El asalto NOKAS, llevado a cabo el año anterior en Stavanger, fue el más grande de la historia de Noruega y le costó la vida a un policía. Nunca se habían destinado tantos recursos a un solo caso y acabaron arrojando resultados. El juicio se iba a celebrar alrededor de Navidad. Gerhard Skrøder estuvo mucho tiempo en el candelero, aunque a finales de invierno quedó descartado.
Pero como la investigación del caso NOKAS obligó a revolver todo el mundillo del robo, su nombre volvió a surgir unas cuantas veces en contextos diferentes, pero casi igual de interesantes.
Cuando en agosto de 2004, los cuadros El grito y Madonna fueron robados a pleno día, Gerhard Skrøder estaba en las islas Mauricio con una rubia de dieciocho años sin antecedentes penales: eso se podía demostrar.

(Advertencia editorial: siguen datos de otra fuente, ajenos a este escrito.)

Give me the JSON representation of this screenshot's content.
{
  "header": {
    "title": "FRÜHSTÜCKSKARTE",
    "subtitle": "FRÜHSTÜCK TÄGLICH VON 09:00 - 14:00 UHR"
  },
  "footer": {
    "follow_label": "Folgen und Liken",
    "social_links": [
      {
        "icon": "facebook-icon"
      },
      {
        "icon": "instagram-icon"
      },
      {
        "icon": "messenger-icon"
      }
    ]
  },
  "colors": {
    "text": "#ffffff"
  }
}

Yngvar estaba convencido de que el hombre había jugado un papel central en la planificación: eso no se podía demostrar.
—Déjame ver —dijo Frank Larsen, y extendió la mano para coger la fotografía, que examinó largamente.
»Escojo creerte —dijo por fin, mientras se restregaba los ojos con los nudillos—. Pero ¿me puedes explicar por qué un tipo del mundillo del robo está implicado en la operación de camuflaje de la presidenta norteamericana? —Miró a Yngvar con los ojos enrojecidos—. ¿Me puedes responder a eso? ¿Eh? Lo de secuestrar a la presidenta de Estados Unidos queda bastante más allá de lo que suelen hacer estos tipos, ¿no? Esa gente solo piensa en una cosa: en dinero. Por lo que tengo entendido, nadie ha pedido ni rescate ni una puta…
—Te equivocas —lo interrumpió Yngvar—. No solo piensan en dinero. También piensan en su… prestigio. Pero es probable que tengas razón en una cosa. Yo tampoco creo que hayan secuestrado a la presidenta de Estados Unidos. La verdad es que no creo que Gerhard Skrøder tenga la menor idea de lo que va el asunto. Se ha limitado a aceptar un encargo muy bien pagado, diría yo. Pero se lo podéis preguntar a él, claro. Esos tipos se han colocado de tal manera en la vida que sabemos exactamente dónde están. En todo momento. No creo que os lleve más de una hora encontrarlo. —Se acarició la barriga con una mueca y añadió—: Y ahora tengo que comer. ¡Buena suerte!
Sonó su teléfono. Echó un vistazo a la pantalla y, sin decir nada más, salió corriendo al pasillo para cogerlo.